Many of America’s leaders, by contrast, have forgotten the purpose of the institutions they inhabit: to serve the common good, especially in times of crisis. Yuval Levin, editor of National Affairs, wisely explains the massive breakdown of trust in America’s political, economic, and media institutions. Rather than allowing themselves to be shaped by the moral aims of our institutions, he explains, today’s leaders use them “as a stage to elevate themselves, raise their profiles and perform for the cameras in the reality show of our unceasing culture war.”

For sixty-eight years, from the day she was crowned in 1953, Queen Elizabeth II has resisted that temptation. She has conformed her own desires to the highest purposes of the institution she serves. As a result, she can be trusted. She can remind Britons, as she did on Sunday, that their finest moments as a nation, their unique identity as a people, “is not a part of our past. It defines our present and our future.” We call this an act of statesmanship, made possible by trust.

The collapse of trust in the United States coincides with our near contempt for meaningful, let alone inspiring, political speech. When the queen speaks, the nation listens, because behind her words is a life of substance, duty, faith, and moral purpose: a life that has seen up close how a nation can struggle and fight against a great evil — and not lose heart. When our politicians speak, their vaporous words dissolve like ants in a blazing furnace. Instead of statesmen, we have groomed a generation of vipers. The democratic spirit, unconstrained by virtue, creates a tyranny of egos, a monarchy of megalomania.

The queen ended her speech with a message of hope, rooted in history and memory and tradition. Pity the heart that could not be moved and lifted by it. “We should take comfort that while we may have more still to endure, better days will return,” she said. “We will be with our friends again. We will be with our families again. We will meet again.”

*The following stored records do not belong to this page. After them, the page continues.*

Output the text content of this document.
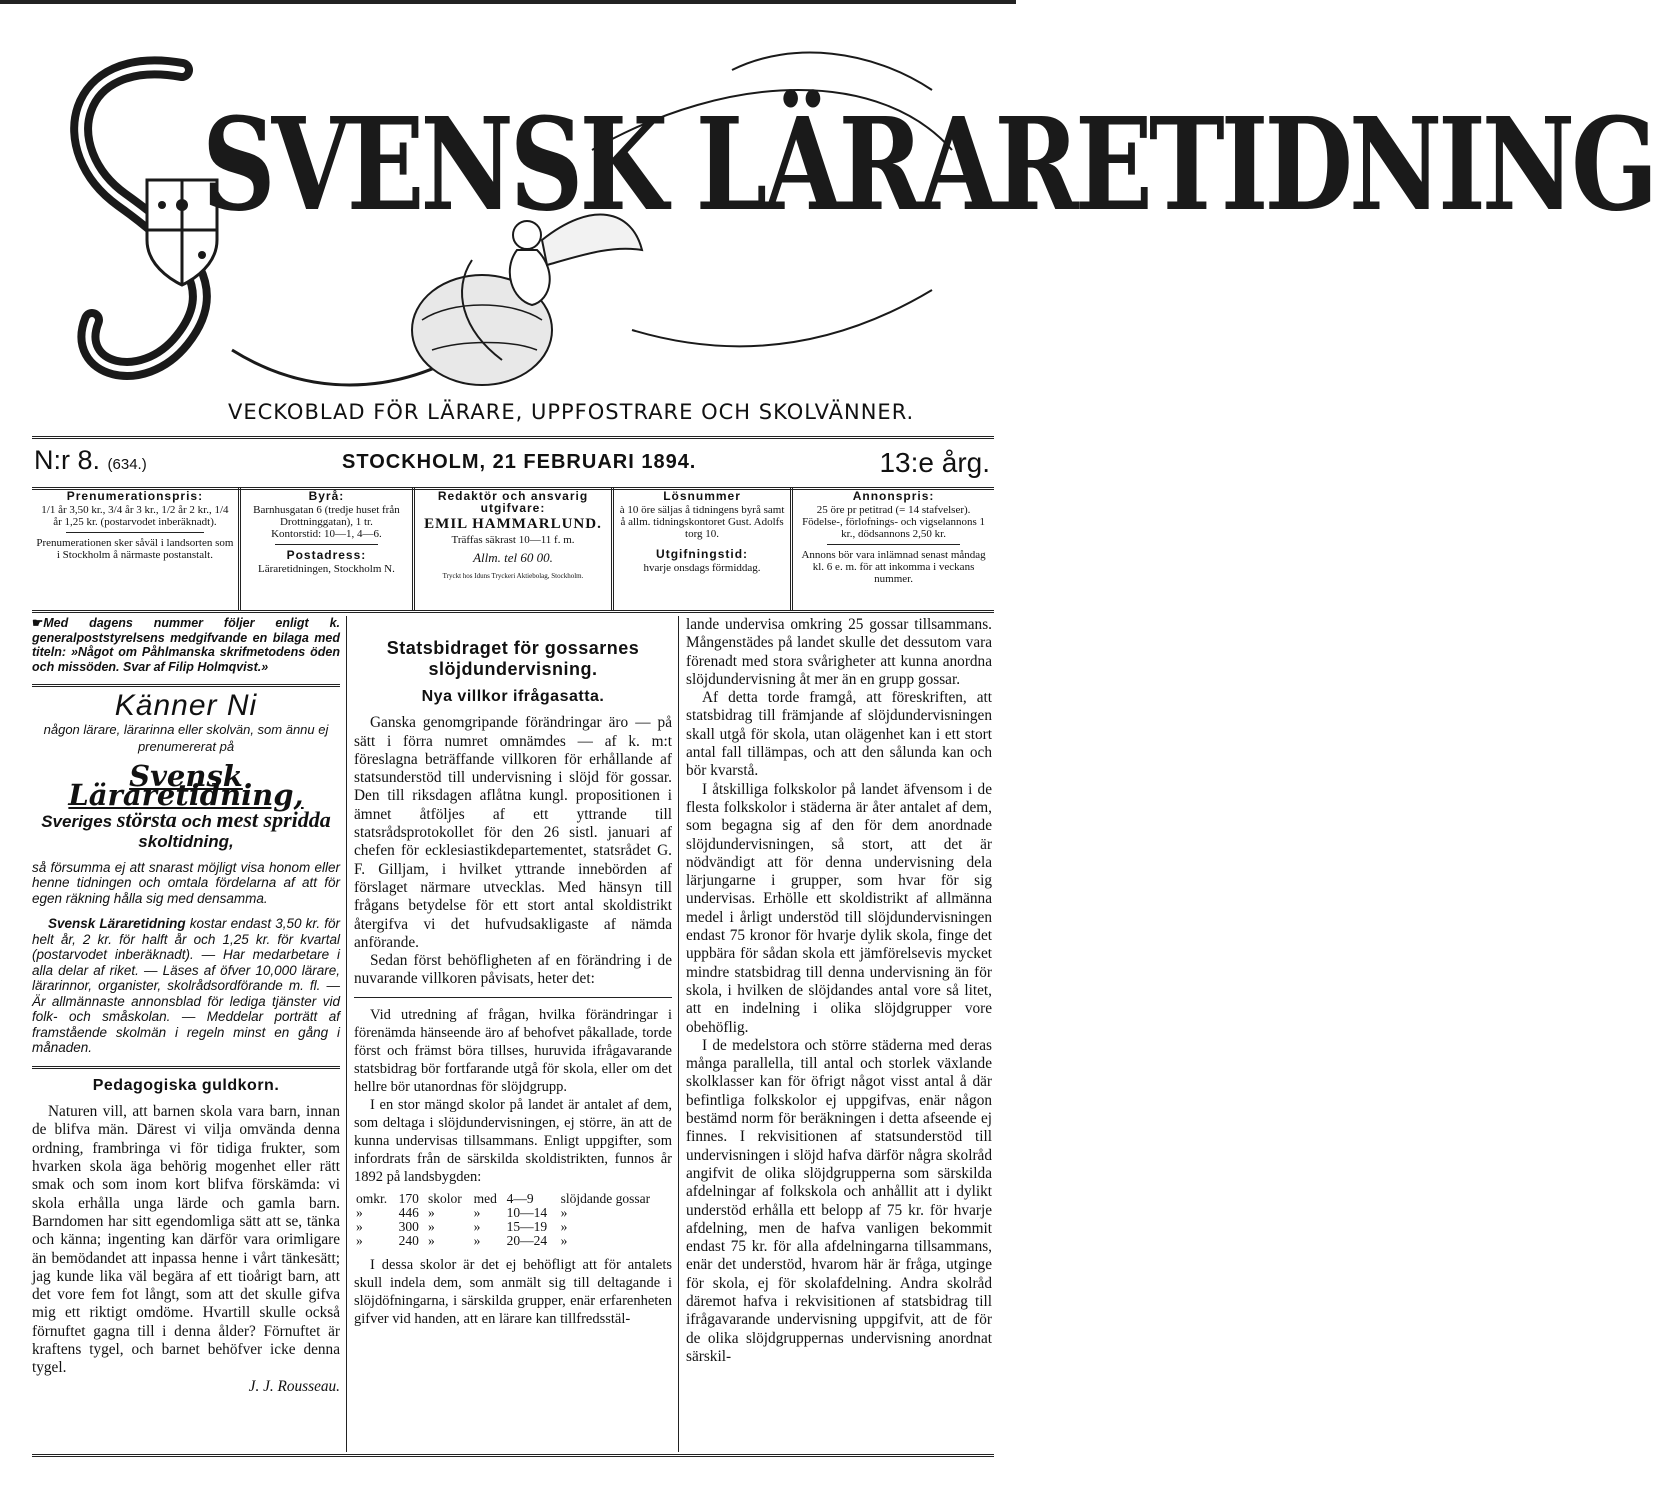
SVENSK LÄRARETIDNING
VECKOBLAD FÖR LÄRARE, UPPFOSTRARE OCH SKOLVÄNNER.
N:r 8. (634.)	STOCKHOLM, 21 FEBRUARI 1894.	13:e årg.
Prenumerationspris:
1/1 år 3,50 kr., 3/4 år 3 kr., 1/2 år 2 kr., 1/4 år 1,25 kr. (postarvodet inberäknadt).
Prenumerationen sker såväl i landsorten som i Stockholm å närmaste postanstalt.
Byrå:
Barnhusgatan 6 (tredje huset från Drottninggatan), 1 tr.
Kontorstid: 10—1, 4—6.
Postadress:
Läraretidningen, Stockholm N.
Redaktör och ansvarig utgifvare:
EMIL HAMMARLUND.
Träffas säkrast 10—11 f. m.
Allm. tel 60 00.
Tryckt hos Iduns Tryckeri Aktiebolag, Stockholm.
Lösnummer
à 10 öre säljas å tidningens byrå samt å allm. tidningskontoret Gust. Adolfs torg 10.
Utgifningstid:
hvarje onsdags förmiddag.
Annonspris:
25 öre pr petitrad (= 14 stafvelser). Födelse-, förlofnings- och vigselannons 1 kr., dödsannons 2,50 kr.
Annons bör vara inlämnad senast måndag kl. 6 e. m. för att inkomma i veckans nummer.

☛Med dagens nummer följer enligt k. generalpoststyrelsens medgifvande en bilaga med titeln: »Något om Påhlmanska skrifmetodens öden och missöden. Svar af Filip Holmqvist.»

Känner Ni
någon lärare, lärarinna eller skolvän, som ännu ej prenumererat på
Svensk Läraretidning,
Sveriges största och mest spridda
skoltidning,

så försumma ej att snarast möjligt visa honom eller henne tidningen och omtala fördelarna af att för egen räkning hålla sig med densamma.

Svensk Läraretidning kostar endast 3,50 kr. för helt år, 2 kr. för halft år och 1,25 kr. för kvartal (postarvodet inberäknadt). — Har medarbetare i alla delar af riket. — Läses af öfver 10,000 lärare, lärarinnor, organister, skolrådsordförande m. fl. — Är allmännaste annonsblad för lediga tjänster vid folk- och småskolan. — Meddelar porträtt af framstående skolmän i regeln minst en gång i månaden.

Pedagogiska guldkorn.

Naturen vill, att barnen skola vara barn, innan de blifva män. Därest vi vilja omvända denna ordning, frambringa vi för tidiga frukter, som hvarken skola äga behörig mogenhet eller rätt smak och som inom kort blifva förskämda: vi skola erhålla unga lärde och gamla barn. Barndomen har sitt egendomliga sätt att se, tänka och känna; ingenting kan därför vara orimligare än bemödandet att inpassa henne i vårt tänkesätt; jag kunde lika väl begära af ett tioårigt barn, att det vore fem fot långt, som att det skulle gifva mig ett riktigt omdöme. Hvartill skulle också förnuftet gagna till i denna ålder? Förnuftet är kraftens tygel, och barnet behöfver icke denna tygel.

J. J. Rousseau.

Statsbidraget för gossarnes slöjdundervisning.
Nya villkor ifrågasatta.

Ganska genomgripande förändringar äro — på sätt i förra numret omnämdes — af k. m:t föreslagna beträffande villkoren för erhållande af statsunderstöd till undervisning i slöjd för gossar. Den till riksdagen aflåtna kungl. propositionen i ämnet åtföljes af ett yttrande till statsrådsprotokollet för den 26 sistl. januari af chefen för ecklesiastikdepartementet, statsrådet G. F. Gilljam, i hvilket yttrande innebörden af förslaget närmare utvecklas. Med hänsyn till frågans betydelse för ett stort antal skoldistrikt återgifva vi det hufvudsakligaste af nämda anförande.

Sedan först behöfligheten af en förändring i de nuvarande villkoren påvisats, heter det:

Vid utredning af frågan, hvilka förändringar i förenämda hänseende äro af behofvet påkallade, torde först och främst böra tillses, huruvida ifrågavarande statsbidrag bör fortfarande utgå för skola, eller om det hellre bör utanordnas för slöjdgrupp.

I en stor mängd skolor på landet är antalet af dem, som deltaga i slöjdundervisningen, ej större, än att de kunna undervisas tillsammans. Enligt uppgifter, som infordrats från de särskilda skoldistrikten, funnos år 1892 på landsbygden:

omkr.	170	skolor	med	4—9	slöjdande gossar
»	446	»	»	10—14	»
»	300	»	»	15—19	»
»	240	»	»	20—24	»

I dessa skolor är det ej behöfligt att för antalets skull indela dem, som anmält sig till deltagande i slöjdöfningarna, i särskilda grupper, enär erfarenheten gifver vid handen, att en lärare kan tillfredsstäl-

lande undervisa omkring 25 gossar tillsammans. Mångenstädes på landet skulle det dessutom vara förenadt med stora svårigheter att kunna anordna slöjdundervisning åt mer än en grupp gossar.

Af detta torde framgå, att föreskriften, att statsbidrag till främjande af slöjdundervisningen skall utgå för skola, utan olägenhet kan i ett stort antal fall tillämpas, och att den sålunda kan och bör kvarstå.

I åtskilliga folkskolor på landet äfvensom i de flesta folkskolor i städerna är åter antalet af dem, som begagna sig af den för dem anordnade slöjdundervisningen, så stort, att det är nödvändigt att för denna undervisning dela lärjungarne i grupper, som hvar för sig undervisas. Erhölle ett skoldistrikt af allmänna medel i årligt understöd till slöjdundervisningen endast 75 kronor för hvarje dylik skola, finge det uppbära för sådan skola ett jämförelsevis mycket mindre statsbidrag till denna undervisning än för skola, i hvilken de slöjdandes antal vore så litet, att en indelning i olika slöjdgrupper vore obehöflig.

I de medelstora och större städerna med deras många parallella, till antal och storlek växlande skolklasser kan för öfrigt något visst antal å där befintliga folkskolor ej uppgifvas, enär någon bestämd norm för beräkningen i detta afseende ej finnes. I rekvisitionen af statsunderstöd till undervisningen i slöjd hafva därför några skolråd angifvit de olika slöjdgrupperna som särskilda afdelningar af folkskola och anhållit att i dylikt understöd erhålla ett belopp af 75 kr. för hvarje afdelning, men de hafva vanligen bekommit endast 75 kr. för alla afdelningarna tillsammans, enär det understöd, hvarom här är fråga, utginge för skola, ej för skolafdelning. Andra skolråd däremot hafva i rekvisitionen af statsbidrag till ifrågavarande undervisning uppgifvit, att de för de olika slöjdgruppernas undervisning anordnat särskil-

Joseph Loconte is an associate professor of history at The King’s College in New York City and the author of God, Locke, and Liberty: The Struggle for Religious Freedom in the West. His most recent book is the New York Times bestseller A Hobbit, a Wardrobe, and a Great War. He is at work on a documentary film series based on the book, and the film trailer can be found at hobbitwardrobe.com

2 Responses to National Review: The Queen’s Speech

  1. Heidi Petrick says:

    I can feel great respect for the Queen, great and humble words. In the same breath I can feel nothing but pain and even a bit of shame for so many of our own „ monarchy „ who, as Mr Locante pointed out, has told us things that are hollow and filled with selfish pride instead of true concern for their fellow man and woman.

  2. Tom Pickering says:

    This is an excellent article. Wish there was more. The Queen, as with Churchill, has a unique capability to acknowledge the grievous news of the day, yet eloquently voice compassion and leave the public with encouragement and an assured countenance, that in the end the nation will prevail.